O diário de Paredes de Coura - parte 2

As histórias por trás de Paredes de Coura, antes do festival.

No jardim de mármore da casa dos pais, preguiçosamente, a planear a tomada da vila de Paredes de Coura. 11 de Agosto de 2012
A1, sentido Porto-Lisboa, Km 156
18h40 Diz-se que estará de chuva em Paredes de Coura. Ainda bem. O avanço imperialista das marcas nos últimos anos tem transformado os recintos dos festivais em locais demasiado seguros, mais condizentes com uma aparição mariana do que com a celebração da música ao vivo e do hedonismo. A bem da verdade na escrita, grafei "aparição mariana" ali em cima, porque tenho o Santuário de Fátima lá mais à frente. Se o autocarro parar, acendo uma velinha a pedir uma batalha campal em Coura  se possível, durante o concerto de Sleigh Bells. Agora vou ser cagão e escrever que os vi no Primavera Sound deste ano. Novo alerta cagão: foi em Barcelona e não no Porto, onde estes nem sequer tocaram. Os Bells têm mais falatório à volta deles do que provavelmente merecem. Mas, ver a Alexis Krauss em cima do palco Pitchfork, com aquele shortzinho über sexy e com aqueles collants rendilhados, a fazer um estrilho de putéfia entre o rasco e o deluxe, a acocorar-se a poucos metros de mim e a saltar com o microfone em riste, serviu para encher o enredo adolescente dos sonhos rock dos últimos meses.
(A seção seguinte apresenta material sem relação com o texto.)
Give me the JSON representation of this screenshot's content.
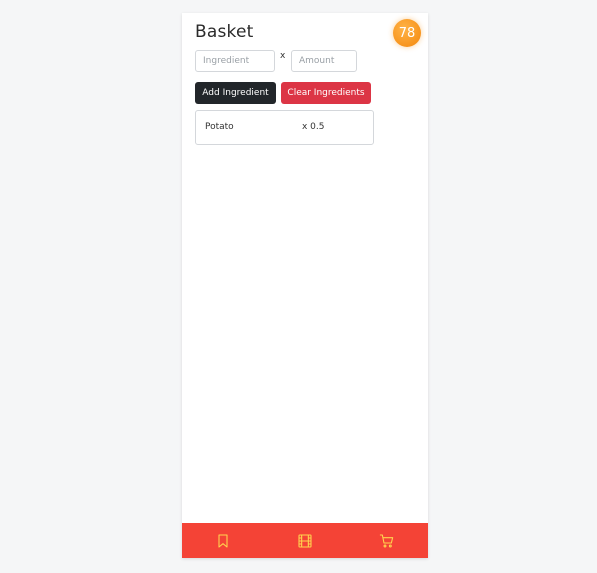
{
  "header": {
    "title": "Basket",
    "badge_count": "78"
  },
  "form": {
    "ingredient_placeholder": "Ingredient",
    "ingredient_value": "",
    "times_label": "x",
    "amount_placeholder": "Amount",
    "amount_value": "",
    "add_label": "Add Ingredient",
    "clear_label": "Clear Ingredients"
  },
  "ingredients": [
    {
      "name": "Potato",
      "amount": "x 0.5"
    }
  ],
  "nav": {
    "items": [
      {
        "icon": "bookmark-icon"
      },
      {
        "icon": "film-icon"
      },
      {
        "icon": "cart-icon"
      }
    ]
  },
  "colors": {
    "badge": "#f7941d",
    "add_button": "#22262a",
    "clear_button": "#dc3545",
    "nav_bar": "#f44336",
    "nav_icon": "#ffd54f"
  }
}
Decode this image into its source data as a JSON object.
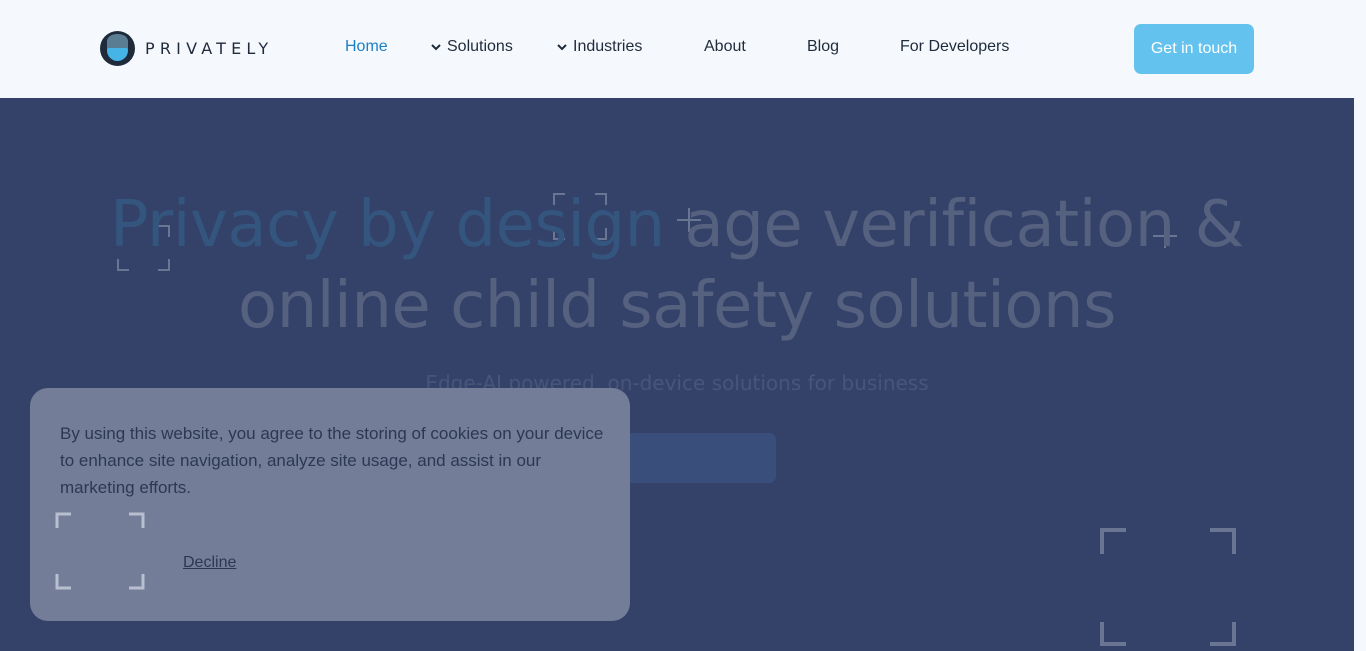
{
  "brand": {
    "name": "PRIVATELY",
    "logo_icon": "privately-logo-icon"
  },
  "nav": {
    "items": [
      {
        "label": "Home",
        "active": true,
        "dropdown": false
      },
      {
        "label": "Solutions",
        "active": false,
        "dropdown": true
      },
      {
        "label": "Industries",
        "active": false,
        "dropdown": true
      },
      {
        "label": "About",
        "active": false,
        "dropdown": false
      },
      {
        "label": "Blog",
        "active": false,
        "dropdown": false
      },
      {
        "label": "For Developers",
        "active": false,
        "dropdown": false
      }
    ],
    "cta_label": "Get in touch"
  },
  "hero": {
    "headline_accent": "Privacy by design",
    "headline_rest_line1": " age verification &",
    "headline_line2_accent": "online child",
    "headline_line2_rest": " safety solutions",
    "subline": "Edge-AI powered, on-device solutions for business",
    "button_label": ""
  },
  "cookie": {
    "text": "By using this website, you agree to the storing of cookies on your device to enhance site navigation, analyze site usage, and assist in our marketing efforts.",
    "decline_label": "Decline"
  },
  "colors": {
    "accent": "#1b7fc4",
    "cta": "#63c2ee",
    "hero_bg": "#34426a",
    "header_bg": "#f5f9fd",
    "cookie_bg": "#737d97"
  }
}
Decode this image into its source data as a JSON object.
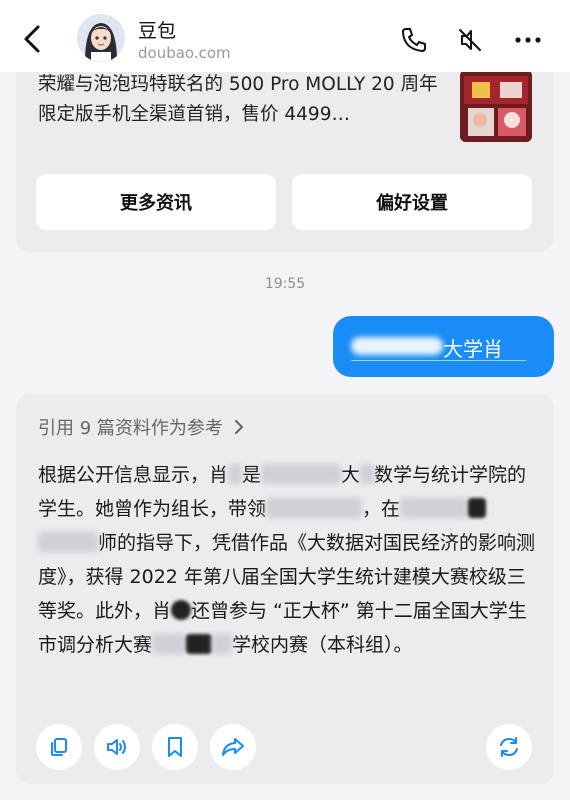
{
  "header": {
    "title": "豆包",
    "subtitle": "doubao.com"
  },
  "news": {
    "text": "荣耀与泡泡玛特联名的 500 Pro MOLLY 20 周年限定版手机全渠道首销，售价 4499…",
    "more_button": "更多资讯",
    "prefs_button": "偏好设置"
  },
  "timestamp": "19:55",
  "user_message": {
    "visible_text": "大学肖"
  },
  "answer": {
    "refs_label": "引用 9 篇资料作为参考",
    "p1": "根据公开信息显示，肖",
    "p2": "是",
    "p3": "大",
    "p4": "数学与统计学院的学生。她曾作为组长，带领",
    "p5": "，在",
    "p6": "师的指导下，凭借作品《大数据对国民经济的影响测度》，获得 2022 年第八届全国大学生统计建模大赛校级三等奖。此外，肖",
    "p7": "还曾参与 “正大杯” 第十二届全国大学生市调分析大赛",
    "p8": "学校内赛（本科组）。"
  },
  "actions": [
    "copy-icon",
    "speaker-icon",
    "bookmark-icon",
    "share-icon",
    "regenerate-icon"
  ],
  "colors": {
    "accent": "#1a8cf5",
    "card_bg": "#ececef",
    "page_bg": "#f4f4f6"
  }
}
Imaginem, então, este cenário de provocação esconsa: sim, a provocação também pode ser esconsa, tal é o declive insinuante daquele corpo… E nem estou a falar do decote, defronte de um maralhal ensopado pela chuva minhota — centenas de miúdas molhadas, envergando t-shirts dos Cure ou dos Joy Division e calçõezinhos reveladores. Se o paraíso em Paredes de Coura não é isto, vou já de quatro até ao recinto pedir o reembolso do passe. Entrei no expresso das 17h com destino a Lisboa, depois de uma semana em casa dos pais. O convívio com os progenitores parece-se, cada vez mais, com a admissão numa clínica de reabilitação. Nada contra. É isso que me mantém afastado de uma fundura maior das cicatrizes do vício. Mas, é sempre importante voltar à casa de partida, antes de acabar de novo na prisão sedutora da má vida, ou, se tudo correr bem, no posto da GNR da vila. Quando chegar a Lisboa, ainda vejo o último Abel Ferrara e só depois faço a mala para Paredes de Coura. Nota mental: o impermeável poderá ser a linha de tecido que me há-de separar da crónica pneumonia e do reumatismo prematuro. É importante esquecer-me dele… Este festival não é para meninos. Assim filmariam os Coen.